Dengan demikian permasalahan perbedaan pelayanan antara pasien BPJS dan umum merupakan cerminan dari tantangan struktural yang dihadapi sistem kesehatan Indonesia dalam mewujudkan jaminan kesehatan universal yang berkualitas dan berkeadilan. Solusinya memerlukan komitmen politik yang kuat, reformasi sistemik yang komprehensif, dan partisipasi aktif dari semua pemangku kepentingan termasuk pemerintah, fasilitas kesehatan, tenaga medis, dan masyarakat untuk menciptakan sistem kesehatan yang benar-benar melayani semua warga negara secara setara.
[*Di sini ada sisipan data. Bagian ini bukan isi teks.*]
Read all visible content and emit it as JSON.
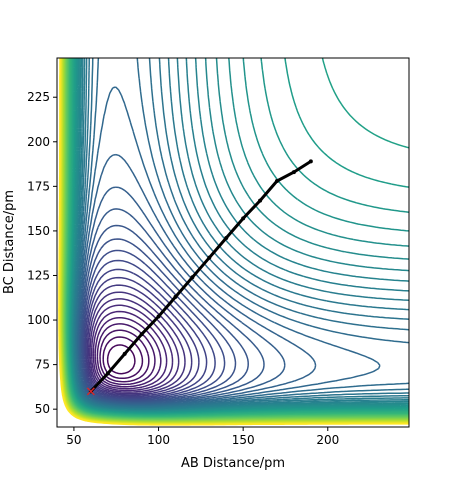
{
  "chart_data": {
    "type": "contour",
    "xlabel": "AB Distance/pm",
    "ylabel": "BC Distance/pm",
    "xlim": [
      40,
      248
    ],
    "ylim": [
      40,
      247
    ],
    "xticks": [
      50,
      100,
      150,
      200
    ],
    "yticks": [
      50,
      75,
      100,
      125,
      150,
      175,
      200,
      225
    ],
    "colormap": "viridis",
    "contour_levels": 60,
    "grid": false,
    "series": [
      {
        "type": "line",
        "color": "#000000",
        "x": [
          60,
          70,
          80,
          90,
          100,
          110,
          120,
          130,
          140,
          150,
          160,
          170,
          180,
          190
        ],
        "y": [
          60,
          70,
          81,
          92,
          102,
          113,
          124,
          135,
          146,
          157,
          167,
          178,
          183,
          189
        ]
      }
    ],
    "markers": [
      {
        "type": "x",
        "color": "#d62728",
        "x": 60,
        "y": 60
      }
    ]
  }
}
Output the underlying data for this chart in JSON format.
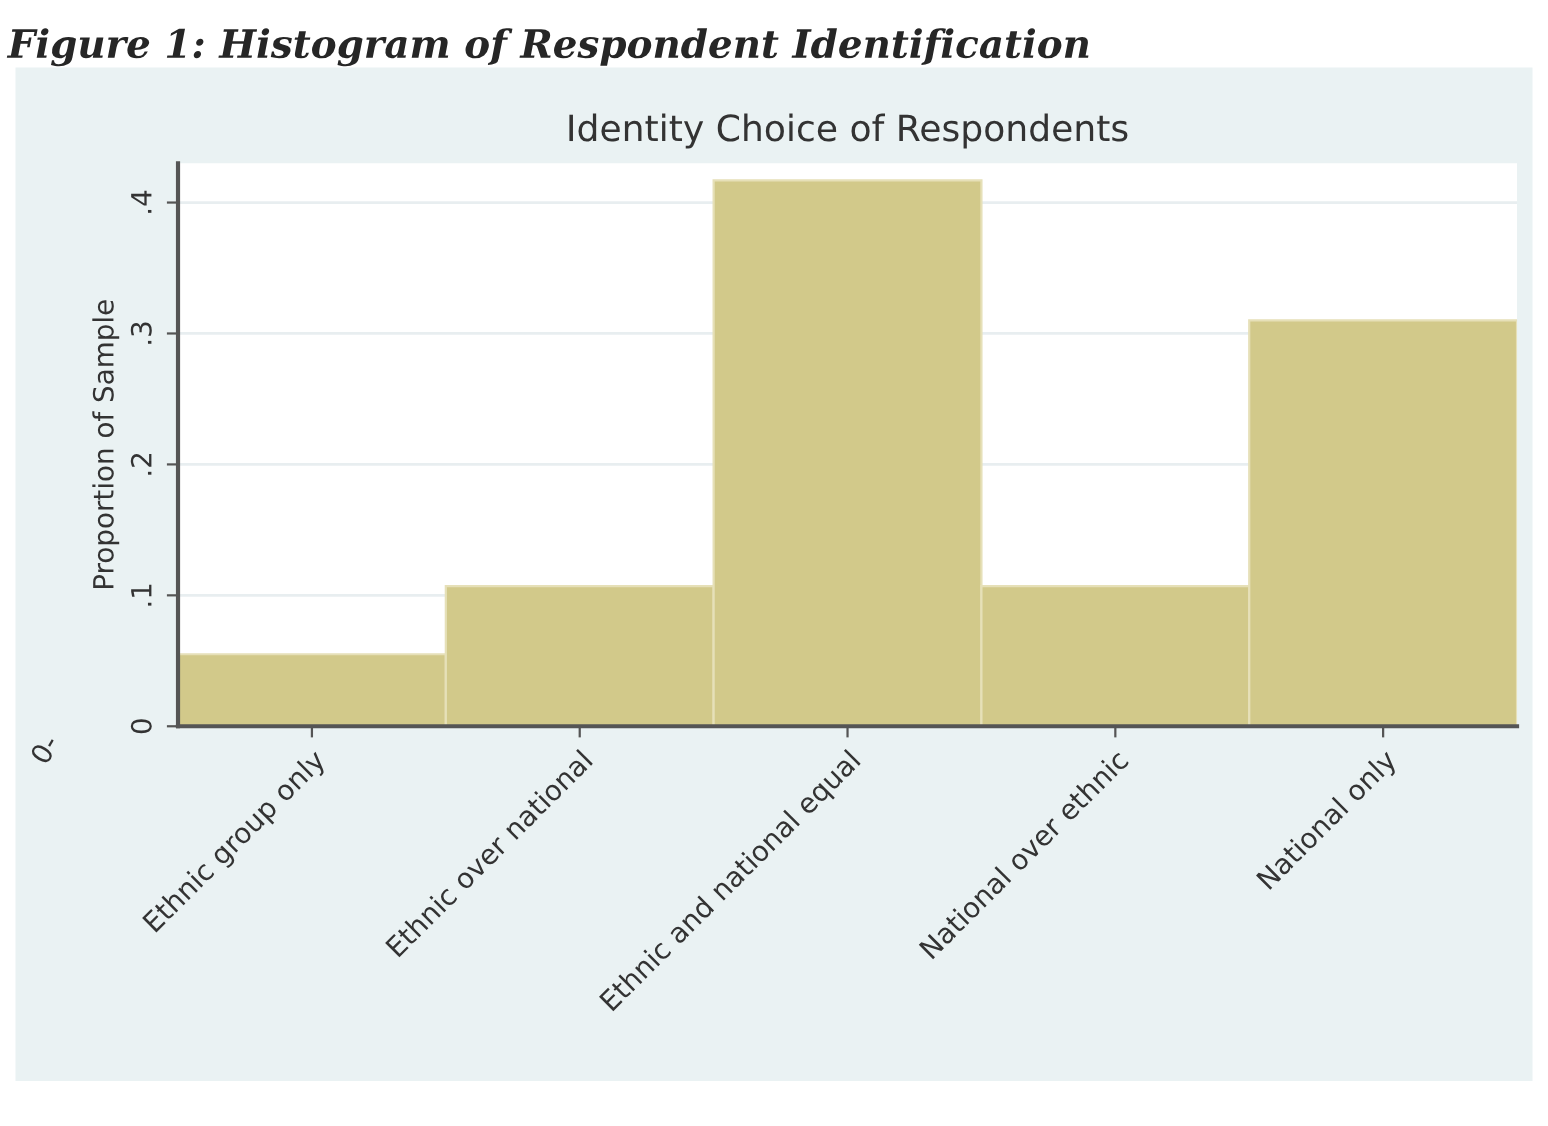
{
  "chart_data": {
    "type": "bar",
    "title": "Figure 1: Histogram of Respondent Identification",
    "subtitle": "Identity Choice of Respondents",
    "ylabel": "Proportion of Sample",
    "categories": [
      "Ethnic group only",
      "Ethnic over national",
      "Ethnic and national equal",
      "National over ethnic",
      "National only"
    ],
    "values": [
      0.055,
      0.107,
      0.417,
      0.107,
      0.31
    ],
    "color": "#d2c98a",
    "ylim": [
      0,
      0.43
    ],
    "yticks": [
      {
        "value": 0,
        "label": "0"
      },
      {
        "value": 0.1,
        "label": ".1"
      },
      {
        "value": 0.2,
        "label": ".2"
      },
      {
        "value": 0.3,
        "label": ".3"
      },
      {
        "value": 0.4,
        "label": ".4"
      }
    ],
    "grid": "y",
    "annotations": [
      "0-"
    ]
  }
}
“Diskriminasi pelayanan kesehatan berdasarkan status pembiayaan bukan hanya masalah teknis administratif, tetapi juga masalah keadilan sosial yang fundamental. Setiap tetes keringat pekerja yang membayar iuran BPJS memiliki nilai yang sama dengan uang tunai pasien umum dalam hak mendapatkan pelayanan kesehatan yang bermartabat.”
Oleh karena itu diperlukan gerakan bersama untuk menuntut dan mengawal reformasi sistem kesehatan yang menjamin kesetaraan pelayanan, sambil tetap realistis dalam menavigasi sistem yang ada untuk mendapatkan pelayanan kesehatan terbaik yang mungkin dalam kondisi saat ini.